If anybody today under the age of fifty is reading Michelet, it is probably through the agency of Roland Barthes, and with more concern for, say, the cultural history of sex than any residual responsibility to the dead for the management of their affairs. The two are not mutually exclusive, but they do strike me as becoming increasingly divergent, and to regressive effect. My own proclivity for anecdote and would-be biography noted by Dr Kapcia stems in good part from that common experience of historians who work in the archive the discovery of personality-in-the-paper and sympathetic recognition of similarity within the fundamental difference that exists between the living and the dead. However, I have also made a deliberate effort to find pertinence in personification without being iconoclastic in a field so liberally peppered with icons. Hence my concern with the "third man", lurking Harry Lime-like in the shadows, rather than the two visible principals. That, if you like, is the quality-aspect of the same ethic mentioned above with respect to the "forgotten" of the world in quantum terms.
This is one the very few fora in which one can without embarrassment return to the 1890s for inspiration. I can barely imagine two more different types, but Acton and Martí provide guidance and stimulation in equal measure. The first began his inaugural at Cambridge in June 1895 by quoting Sir John Seeley: "Politics are vulgar when they are not liberalised by history, and history fades into mere literature when it loses sight of its relation to practical politics." Acton then proceeds to tread the needle-line between ethics and technique:" It is by solidity of criticism, more than by the plenitude of erudition, that the study of history strengthens, and straightens, and extends the mind.a historian has to be treated as a witness, and not believed unless his sincerity is established.Ideas, which in religion and politics are truths, in history are forces." (Hugh Trevor-Roper (ed.), Lord Acton. Lectures on Modern History, London 1960, pp.17; 30; 32.)

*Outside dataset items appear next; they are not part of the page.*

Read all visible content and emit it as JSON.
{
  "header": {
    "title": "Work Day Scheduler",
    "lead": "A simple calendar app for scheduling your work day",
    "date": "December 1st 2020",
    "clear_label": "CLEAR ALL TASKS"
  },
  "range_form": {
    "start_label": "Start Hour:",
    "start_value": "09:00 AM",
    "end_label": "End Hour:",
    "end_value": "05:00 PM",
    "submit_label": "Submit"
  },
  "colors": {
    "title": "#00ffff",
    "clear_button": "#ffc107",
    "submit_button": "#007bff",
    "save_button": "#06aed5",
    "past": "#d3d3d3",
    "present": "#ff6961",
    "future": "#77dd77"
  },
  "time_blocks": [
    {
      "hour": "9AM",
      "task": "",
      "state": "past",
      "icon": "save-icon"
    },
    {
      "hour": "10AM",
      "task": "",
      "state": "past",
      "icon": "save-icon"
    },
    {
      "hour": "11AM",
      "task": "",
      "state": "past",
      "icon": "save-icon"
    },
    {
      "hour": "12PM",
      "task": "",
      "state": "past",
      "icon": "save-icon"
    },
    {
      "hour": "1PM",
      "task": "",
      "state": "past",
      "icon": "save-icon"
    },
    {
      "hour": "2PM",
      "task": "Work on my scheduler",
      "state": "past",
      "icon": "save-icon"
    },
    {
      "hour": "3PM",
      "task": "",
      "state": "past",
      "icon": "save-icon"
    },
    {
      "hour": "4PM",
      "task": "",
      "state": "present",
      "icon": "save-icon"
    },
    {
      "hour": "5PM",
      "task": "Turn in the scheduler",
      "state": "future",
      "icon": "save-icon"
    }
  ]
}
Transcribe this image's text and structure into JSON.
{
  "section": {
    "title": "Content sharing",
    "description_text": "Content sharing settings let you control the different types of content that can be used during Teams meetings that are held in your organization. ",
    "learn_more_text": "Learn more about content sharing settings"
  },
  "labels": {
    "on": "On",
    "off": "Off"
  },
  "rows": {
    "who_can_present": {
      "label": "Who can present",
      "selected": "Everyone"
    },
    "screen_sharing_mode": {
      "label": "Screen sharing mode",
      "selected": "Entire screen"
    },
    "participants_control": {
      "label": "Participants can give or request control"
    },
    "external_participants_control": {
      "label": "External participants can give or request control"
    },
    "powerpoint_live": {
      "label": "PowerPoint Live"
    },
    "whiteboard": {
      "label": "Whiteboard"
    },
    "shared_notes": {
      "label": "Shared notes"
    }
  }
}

Writing some 15 months earlier, José Martí approached matters from another direction, but with equal application to the present day: "It matters not whether the reason is impatience for freedom or the fear of it, moral sloth or a laughable aristocracy, political idealism or a recently acquired ingenuity it is surely appropriate, and even urgent, to put before our America the entire American truth, about the Saxon as well as the Latin, so that much faith in foreign virtue will not weaken us in our formative years with an unmotivated and baneful distrust of what is ours." (`The Truth about the United States', Patria, New York, 23 March 1894, in Inside the Monster. Writings on the united States and American Imperialism, New York 1975, p.53.)